The news comes hard on the heels of factory orders that fell sharply for same month, with both following other data that showed the French and Italian economies contracting in the final quarter.
The Euro suffered a fifth consecutive decline in the wake of the data and is increasingly at risk of more losses as economic woes on the continent grow at a time when the U.S. economy is again displaying an exceptionalism in terms of economic growth.
The coronavirus-inspired downturn likely be reflected in the data which comes out in late-February and March, which will prompt the ECB to react says Hill and Credit Suisse expect a small deposit rate cut of 10 basis points which would take the rate down to -0.6%. "The tone of the next ECB Governing Council meeting – in March – will likely be dovish, opening the door to a cut in April or June if the data are sufficiently weak," says Hill.
The general rule in foreign exchange circles is that when a central bank cuts interest rates, the currency it issues declines in value.

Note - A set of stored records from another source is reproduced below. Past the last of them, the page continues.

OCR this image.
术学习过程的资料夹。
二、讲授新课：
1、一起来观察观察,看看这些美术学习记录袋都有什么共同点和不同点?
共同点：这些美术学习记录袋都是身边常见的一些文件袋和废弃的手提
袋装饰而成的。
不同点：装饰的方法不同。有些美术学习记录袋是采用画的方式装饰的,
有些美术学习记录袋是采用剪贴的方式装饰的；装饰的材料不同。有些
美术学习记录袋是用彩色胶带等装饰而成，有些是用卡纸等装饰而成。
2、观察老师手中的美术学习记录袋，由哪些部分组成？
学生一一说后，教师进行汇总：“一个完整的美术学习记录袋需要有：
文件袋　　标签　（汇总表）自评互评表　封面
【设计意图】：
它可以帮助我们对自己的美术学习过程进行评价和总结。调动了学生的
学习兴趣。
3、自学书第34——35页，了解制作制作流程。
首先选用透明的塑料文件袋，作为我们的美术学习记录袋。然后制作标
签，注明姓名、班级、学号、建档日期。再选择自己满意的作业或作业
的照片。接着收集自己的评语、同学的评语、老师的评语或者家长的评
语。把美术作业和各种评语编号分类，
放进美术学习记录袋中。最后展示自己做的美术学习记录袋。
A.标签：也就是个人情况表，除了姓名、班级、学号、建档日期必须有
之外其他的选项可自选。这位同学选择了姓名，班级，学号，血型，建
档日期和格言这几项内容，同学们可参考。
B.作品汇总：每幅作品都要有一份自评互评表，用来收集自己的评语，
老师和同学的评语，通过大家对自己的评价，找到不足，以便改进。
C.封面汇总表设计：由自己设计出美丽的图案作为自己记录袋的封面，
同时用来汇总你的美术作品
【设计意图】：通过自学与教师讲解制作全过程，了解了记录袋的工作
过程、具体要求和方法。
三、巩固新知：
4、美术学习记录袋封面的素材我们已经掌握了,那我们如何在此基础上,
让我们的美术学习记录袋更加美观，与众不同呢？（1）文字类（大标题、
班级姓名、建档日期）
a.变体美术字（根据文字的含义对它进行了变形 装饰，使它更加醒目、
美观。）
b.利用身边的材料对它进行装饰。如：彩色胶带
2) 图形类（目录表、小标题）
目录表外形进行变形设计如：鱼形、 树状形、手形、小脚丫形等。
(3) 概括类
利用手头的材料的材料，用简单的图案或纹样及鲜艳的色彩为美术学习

Therefore, should the market start anticipating a cut to the ECB's interest rate the Euro would be expected to fall.
Perhaps they already expect this, indeed the Euro-to-Dollar exchange rate has fallen from 1.1090 last week to 1.0904 at the time of writing.
Above: Has the market already sensed a looming interest rate cut at the ECB?
Global Head of ITS Trading Strategy at Credit Suisse says the prospect of a rate cut at the ECB, "adds further fuel to our already-bearish EUR views. We see scope for EUR/USD 1.0650 and EUR/CHF 1.05 on a 3-month horizon. Softening euro area inflation expectations already hint in this direction."
But it is not just the Eurozone that will see its basic interest rate cut, the UK could also be in for a rate cut in 2020 as a result of the coronavirus outbreak.
"The market will likely assume that the UK economy is not going to escape scot free and raise its odds of BoE rate cuts too. Our 1.28-1.33 GBPUSD expected range likely still has asymmetric risk of a downside break," says Jalinoos.